Moody's rating agency warns that the high share of SMEs in the Portuguese, Italian and Greek economy increases the risks for the three countries.
The Covid-19 pandemic is affecting world economies differently and the high share of small and medium-sized enterprises (SMEs) in Portugal puts the country at the forefront of the risk of destroying the business sector, along with Greece and Italy. The conclusion is from Moody’s agency, which warns of the virus’ impact on sovereign ratings in 2021.
“Economies like Greece, Portugal (Baa3 positive) or Italy, in which small-sized enterprises account for a large share of GDP and employment, will suffer greater economic destruction given small enterprises’ lower buffers, fewer funding alternatives and shorter horizons,” the US agency warned in a report released on Tuesday.
Moody’s explains that there are economies that will recover better, pointing to economies with greater diversification and flexibility.

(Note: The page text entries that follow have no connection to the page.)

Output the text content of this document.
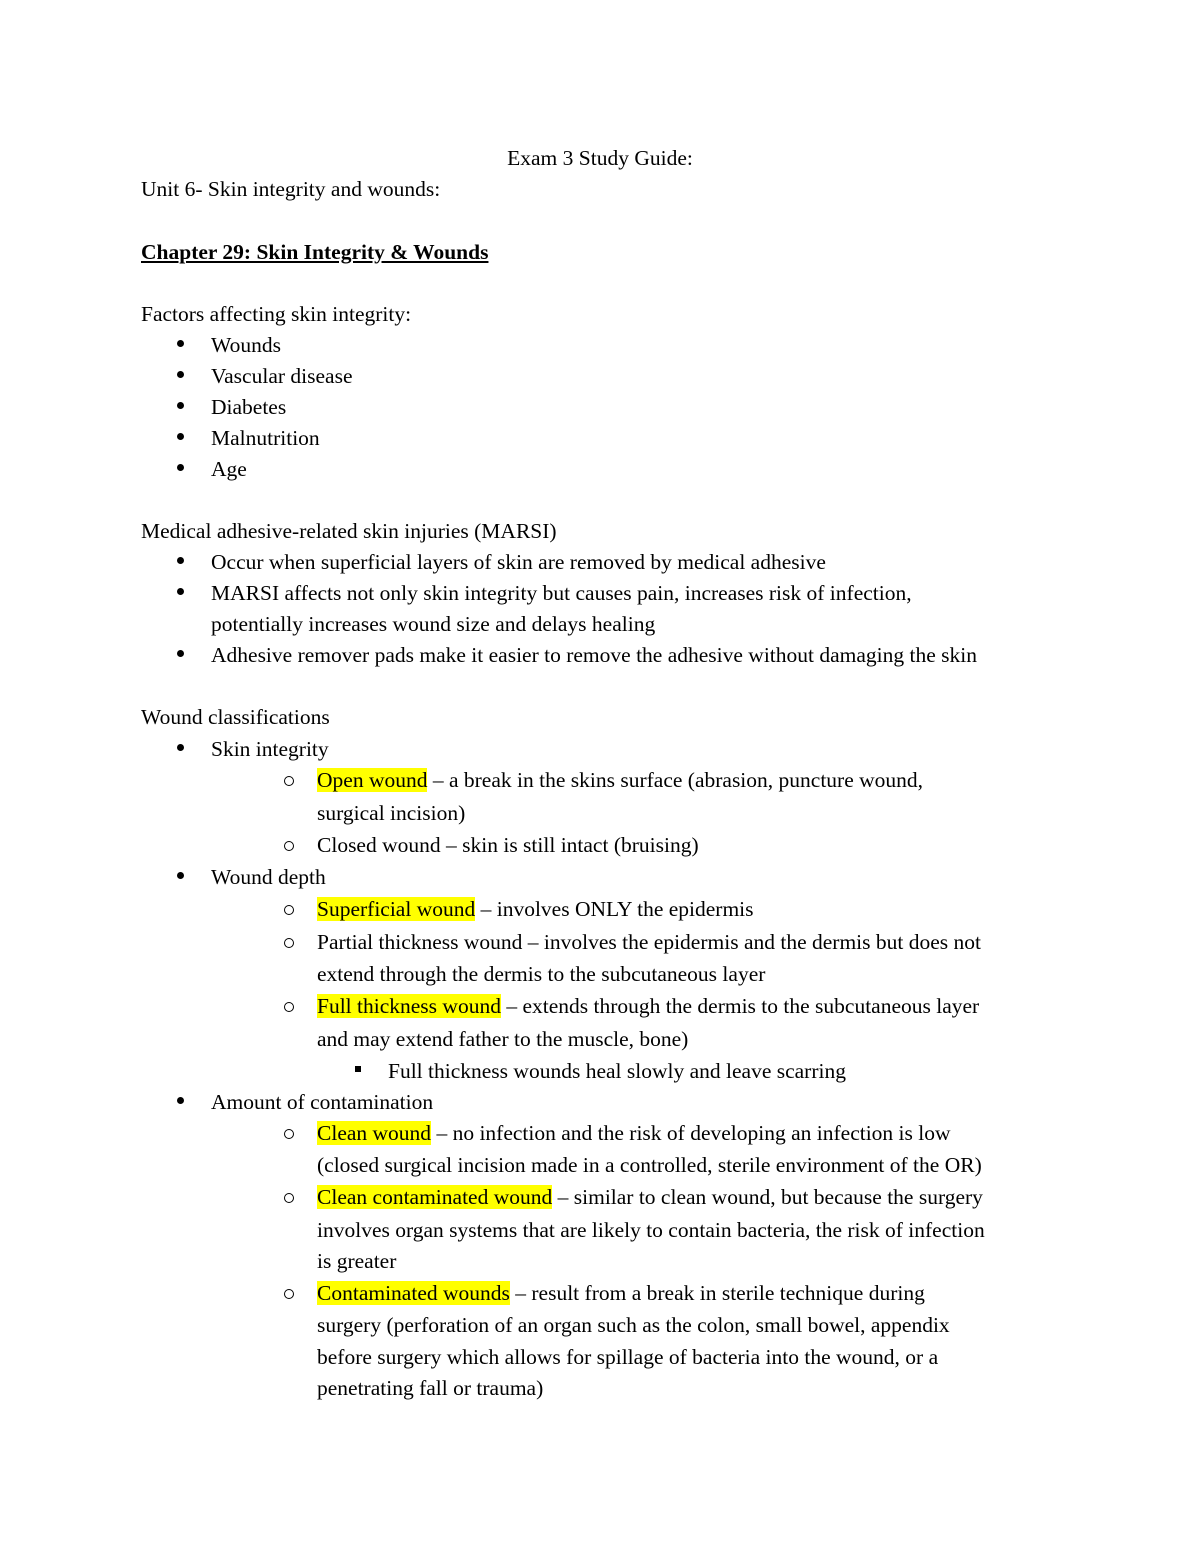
Exam 3 Study Guide:
Unit 6- Skin integrity and wounds:
Chapter 29: Skin Integrity & Wounds
Factors affecting skin integrity:
Wounds
Vascular disease
Diabetes
Malnutrition
Age
Medical adhesive-related skin injuries (MARSI)
Occur when superficial layers of skin are removed by medical adhesive
MARSI affects not only skin integrity but causes pain, increases risk of infection,
potentially increases wound size and delays healing
Adhesive remover pads make it easier to remove the adhesive without damaging the skin
Wound classifications
Skin integrity
Open wound – a break in the skins surface (abrasion, puncture wound,
surgical incision)
Closed wound – skin is still intact (bruising)
Wound depth
Superficial wound – involves ONLY the epidermis
Partial thickness wound – involves the epidermis and the dermis but does not
extend through the dermis to the subcutaneous layer
Full thickness wound – extends through the dermis to the subcutaneous layer
and may extend father to the muscle, bone)
Full thickness wounds heal slowly and leave scarring
Amount of contamination
Clean wound – no infection and the risk of developing an infection is low
(closed surgical incision made in a controlled, sterile environment of the OR)
Clean contaminated wound – similar to clean wound, but because the surgery
involves organ systems that are likely to contain bacteria, the risk of infection
is greater
Contaminated wounds – result from a break in sterile technique during
surgery (perforation of an organ such as the colon, small bowel, appendix
before surgery which allows for spillage of bacteria into the wound, or a
penetrating fall or trauma)
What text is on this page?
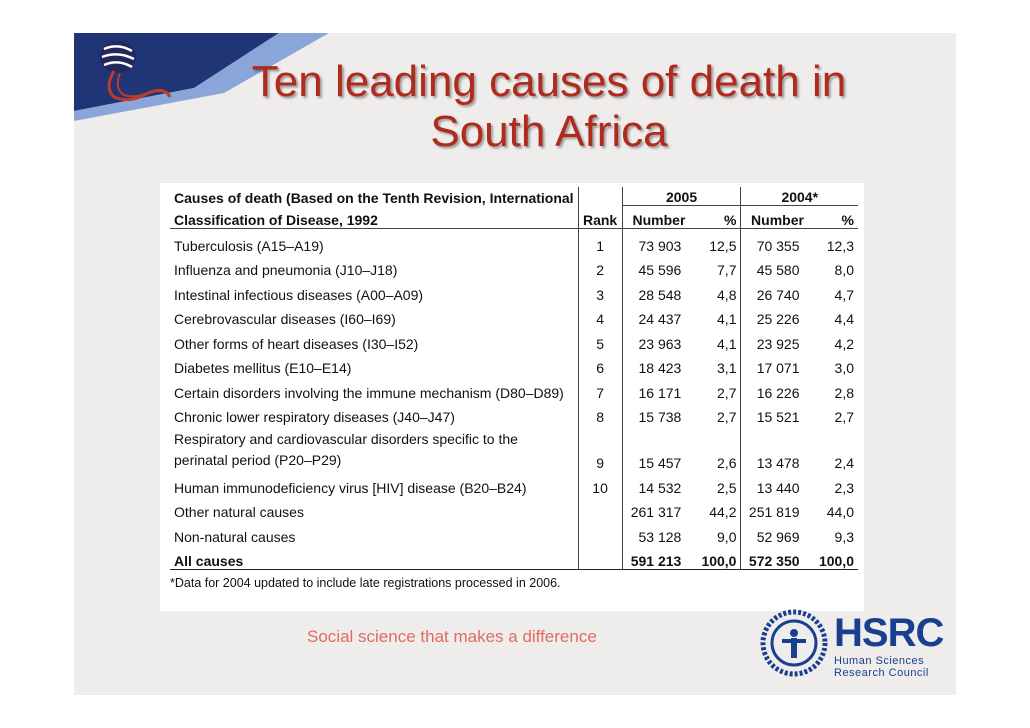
Ten leading causes of death in
South Africa
Causes of death (Based on the Tenth Revision, International		2005		2004*	
Classification of Disease, 1992	Rank	Number	%	Number	%
Tuberculosis (A15–A19)	1	73 903	12,5	70 355	12,3
Influenza and pneumonia (J10–J18)	2	45 596	7,7	45 580	8,0
Intestinal infectious diseases (A00–A09)	3	28 548	4,8	26 740	4,7
Cerebrovascular diseases (I60–I69)	4	24 437	4,1	25 226	4,4
Other forms of heart diseases (I30–I52)	5	23 963	4,1	23 925	4,2
Diabetes mellitus (E10–E14)	6	18 423	3,1	17 071	3,0
Certain disorders involving the immune mechanism (D80–D89)	7	16 171	2,7	16 226	2,8
Chronic lower respiratory diseases (J40–J47)	8	15 738	2,7	15 521	2,7
Respiratory and cardiovascular disorders specific to the perinatal period (P20–P29)	9	15 457	2,6	13 478	2,4
Human immunodeficiency virus [HIV] disease (B20–B24)	10	14 532	2,5	13 440	2,3
Other natural causes		261 317	44,2	251 819	44,0
Non-natural causes		53 128	9,0	52 969	9,3
All causes		591 213	100,0	572 350	100,0
*Data for 2004 updated to include late registrations processed in 2006.
Social science that makes a difference	HSRC
Human Sciences
Research Council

It exemplifies that the high levels of digitization and automation in countries like Korea or Denmark could benefit. On the opposite direction, countries highly dependent on tourism or oil will face greater challenges. Also, economies with large services sectors like the UK or France will fare worse. In any case, the general outlook is negative.
“Our outlook for sovereign creditworthiness in 2021 is negative, reflecting our expectations for the fundamental conditions that will drive sovereign credit over the next 12-18 months,” Moody’s says. “The widespread fallout from the pandemic and the measures adopted by sovereigns to contain it have created an economic, fiscal and social shock that will last into 2021 and beyond.”
This impact is already being felt. As of this Monday, 65 (or 60%) of the total 108 sovereign rating actions rated this year by Moody’s were negative. The proportion is far from the figures recorded in both 2019 (20%) and 2018 (30%).